Hier je suis dans le RER (c’est beau, ça rime) attendant patiemment que celui-ci finisse par repartir. 5 bonnes minutes qu’il était à quai à la station Luxembourg à cause d’un problème technique.
Je me sens fatiguée, irritable et j’ai faim. Un super combo me mettant dans une méchante humeur.
Donc je suis là, j’attends.
Et je réfléchis à ce truc que je veux faire, qui me reste en tête depuis un moment déjà, sur lequel j’avance à pas de souris, mais pas suffisamment à mon goût. Parce que j’ai beau être pleine de ressources, il y a des choses sur lesquelles je bloque encore et toujours. Parce que je veux, je veux, je veux, mais j’envisage toujours le pire si j’ai le malheur de penser à la suite et du coup j’y vais à pas un peu trop précautionneux.
Donc j’en suis à ces considérations, somme toute, très ruminantes quand j’aperçois une silhouette familière sur le quai d’en face. Il y a ce monsieur qui a le menton posé sur la paume de main, ses yeux bleus, son regard vif, sa sacoche et cette allure si caractéristique. Mais oui, c’est bien lui, Monsieur S. L’un de mes professeurs lorsque j’étais en Master 1 et 2 (aka Maîtrise et en DEA) de socio. Mais surtout ce professeur a été mon directeur de recherche pour mes deux mémoires d’études.
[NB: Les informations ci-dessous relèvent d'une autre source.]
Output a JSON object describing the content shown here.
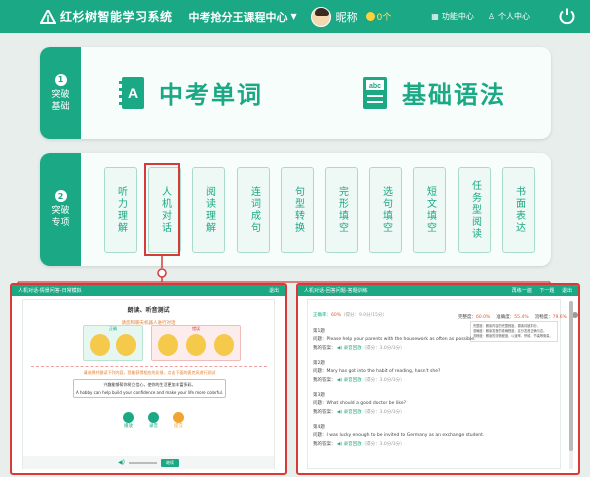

Mon premier mémoire portait sur les rites de sociabilité dans les foyers de travailleurs immigrés. J’avais choisi ce sujet parce qu’il était en lien avec l’histoire de mon père et que je souhaitais découvrir ces lieux. Au début de mon étude, ça a été très dure. J’avais essayé d’instaurer une relation de confiance avec des résidents et des délégués les représentant. Toutefois, il y avait eu beaucoup de méfiance à mon égard. On me soupçonnait d’être une agent de police infiltrée qui serait là pour traquer les personnes sans-papiers. Certains résidents pensaient que j’étais présente pour espionner et rendre des comptes auprès des instances de direction de la structure. Je comprenais leurs sentiments et trouvaient leurs réactions tout à fait légitimes. Je m’étais préparée à cette éventualité, mais très vite je me suis sentie dépassée et très touchée par les réactions des gens. Un jour, j’avais failli capitulé, je voulais changer de sujet, ne plus être considérée comme une inquisitrice par les gens que je croisais. Et pourtant, j’ai finalement continué mon étude. J’ai changé d’axe, j’ai rencontré de nouvelles personnes ressources qui m’ont intronisée auprès d’un groupe de résidents. Une relation de confiance s’est instaurée, j’ai réussi à partager une partie de leur quotidien, je mangeais et discutais avec eux. Ils étaient très prévenants, me recevant toujours avec beaucoup d’attention. J’observais les interactions, les tensions, l’entraide entre eux, le soutien financier ou moral apporté à ceux qui devaient rentrer en urgence au pays (au Mali). J’ai adoré faire cette étude et j’ai adoré ces résidents et les personnes m’ayant fait confiance. J’ai d’ailleurs eu une très bonne note dont je suis encore très, très fière
.Et donc, j’avais raconté en détail les embûches rencontrées au début de l’enquête à mon directeur de recherche. Je lui avais expliqué mon envie de tout envoyer valdinguer et de faire un autre sujet et que la sensation de me cogner à un mur ne se dissipait pas. J’avais fini par lui expliquer que j’avais finalement trouvé telles ou telles solutions et donc que l’étude avait fini par avancer. Je me souviens de son écoute attentive, puis de cette phrase : « Mademoiselle (mon nom de famille) j’admire vraiment votre pugnacité, vous avez continué à chercher un axe d’entrée et vous avez brillamment trouvé. Une chose est sûre c’est que vous n’abandonnez pas facilement, quand on vous vire par la porte, vous revenez toujours par la fenêtre ou par un autre moyen, je vous félicite ».
Cette phrase et toutes les choses positives dites par lui au cours de mes études me sont revenues hier quand je l’ai aperçu. Alors on croira ce que l’on voudra, mais en ce moment où j’avance avec angoisse vers la concrétisation de projets, il me manquait un petit coup de pouce pour me remettre davantage sur la voie de la confiance. Et cette « presque » rencontre créatrice de bons souvenirs aura fini de me conforter dans l’idée que j’ai les ressources pour y aller. Un joli signe du destin je trouve.
J’espère que si je le rencontre à nouveau, nous serons sur le même quai cette fois-ci et que je pourrais à nouveau discuter avec lui et lui parler des bienfaits de sa bienveillance sur moi.